É assim que Clemente construiu seu mundo e sua história dentro da música brasileira - resistindo, esbravejando, chutando portas e demolindo preconceitos. 

O garoto negro da periferia paulistana se tornou um personagem de sua própria trajetória e mesmo não gostando da palavra, virou ícone de pelo menos três gerações de punks, de roqueiros e de gente engajada e ativista. 

Clemente se tornou tão emblemático quando Mano Brown, dos Racionais MC's, a ponto de ser impossível medir o impacto de seu trabalho, de seu discurso, de seu ativismo.

Quase todo mundo gosta de Clemente e de sua banda, Os Inocentes, e de sua participação há anos na Plebe Rude. Ele chega aos 60 anos sendo admirado por quase todo mundo, mas respeitado - e muito - por todos. Joao Gordo, dos Ratos de Porão, é a cara do punk furioso e violento: Clemente, ao lado de Redson, do Cólera (morto em 2011), é a cara do punk engajado e ativista.

Tivemos a sorte ter um Clemente no punk nacional. Se não existisse, teria de ser criado. Com o amigo Marcelo Rubens Paiva, escritor, conseguiu sintetizar de forma convincente a importância e a relevância da cena punk paulistana dentro do universo caudaloso e veemente da cultura pop nacional.

A 'autobiografia'

"Meninos em Fúria" (editora Objetiva), livro escrito pelos dois amigos, tinha a pretensão de ser a biografia de Clemente, baixista e vocalista dos Inocentes, banda seminal do rock nacional. 

Alguma coisa mudou no meio do caminho, e o texto se tornou uma compilação de memórias dos dois, uma crônica punk de dois ex-punks de meia idade, mas com muita história para contar. 

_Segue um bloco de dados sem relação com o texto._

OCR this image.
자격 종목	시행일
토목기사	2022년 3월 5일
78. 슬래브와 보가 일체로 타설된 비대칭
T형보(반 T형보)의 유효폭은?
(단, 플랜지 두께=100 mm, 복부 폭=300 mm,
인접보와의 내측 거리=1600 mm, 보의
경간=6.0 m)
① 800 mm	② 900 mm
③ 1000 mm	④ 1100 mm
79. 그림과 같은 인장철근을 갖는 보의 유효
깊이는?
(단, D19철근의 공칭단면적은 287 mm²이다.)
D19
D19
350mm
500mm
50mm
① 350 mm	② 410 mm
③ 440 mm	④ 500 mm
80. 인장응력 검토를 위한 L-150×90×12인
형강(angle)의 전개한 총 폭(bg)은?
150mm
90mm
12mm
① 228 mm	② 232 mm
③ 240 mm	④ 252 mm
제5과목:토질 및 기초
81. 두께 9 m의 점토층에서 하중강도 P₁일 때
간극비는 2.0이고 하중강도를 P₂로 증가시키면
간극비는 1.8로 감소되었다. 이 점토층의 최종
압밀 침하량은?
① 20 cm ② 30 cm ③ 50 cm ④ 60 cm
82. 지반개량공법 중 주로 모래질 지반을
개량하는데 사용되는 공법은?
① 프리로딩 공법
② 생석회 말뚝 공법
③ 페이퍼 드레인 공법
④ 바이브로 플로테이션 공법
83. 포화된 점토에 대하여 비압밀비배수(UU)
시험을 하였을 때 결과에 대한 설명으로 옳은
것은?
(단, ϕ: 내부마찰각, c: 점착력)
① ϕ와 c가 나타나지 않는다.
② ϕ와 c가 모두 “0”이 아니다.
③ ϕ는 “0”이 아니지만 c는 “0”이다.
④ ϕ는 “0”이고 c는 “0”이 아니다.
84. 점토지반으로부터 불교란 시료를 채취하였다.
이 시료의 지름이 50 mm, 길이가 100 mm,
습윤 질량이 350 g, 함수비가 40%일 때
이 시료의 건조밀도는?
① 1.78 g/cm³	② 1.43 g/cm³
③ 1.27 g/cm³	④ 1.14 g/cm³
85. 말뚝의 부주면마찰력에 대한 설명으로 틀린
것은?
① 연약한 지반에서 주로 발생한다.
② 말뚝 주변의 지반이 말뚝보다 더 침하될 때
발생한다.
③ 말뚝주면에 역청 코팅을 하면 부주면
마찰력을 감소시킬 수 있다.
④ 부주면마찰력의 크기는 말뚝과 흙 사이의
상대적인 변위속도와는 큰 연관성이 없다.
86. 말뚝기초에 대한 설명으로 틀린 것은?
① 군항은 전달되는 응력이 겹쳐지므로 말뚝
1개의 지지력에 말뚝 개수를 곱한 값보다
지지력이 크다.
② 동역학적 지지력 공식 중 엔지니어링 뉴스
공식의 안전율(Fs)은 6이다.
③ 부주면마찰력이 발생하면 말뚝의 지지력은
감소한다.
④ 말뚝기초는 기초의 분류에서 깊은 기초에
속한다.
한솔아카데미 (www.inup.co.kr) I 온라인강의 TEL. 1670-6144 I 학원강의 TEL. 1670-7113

Virou um documento fundamental para entender a gênese do movimento e de como era ser um adolescente em bairro periférico, pobre e que, em todos os sentidos, exalava uma marginalidade que só poderia explodir no movimento punk, ainda que esse reconhecimento só tenha aparecido um pouco mais tarde.

O que aparentemente poderia ser um defeito da obra se torna a sua grande virtude. Paiva, jornalista e escritor veterano, autor do best-seller "Feliz Ano Velho", mostra que tem faro para contar anedotas e histórias cotidianas.

O que aparentemente poderia ser um defeito da obra se torna a sua grande virtude. Paiva, jornalista e escritor veterano, autor do best-seller "Feliz Ano Velho", mostra que tem faro para contar anedotas e histórias cotidianas.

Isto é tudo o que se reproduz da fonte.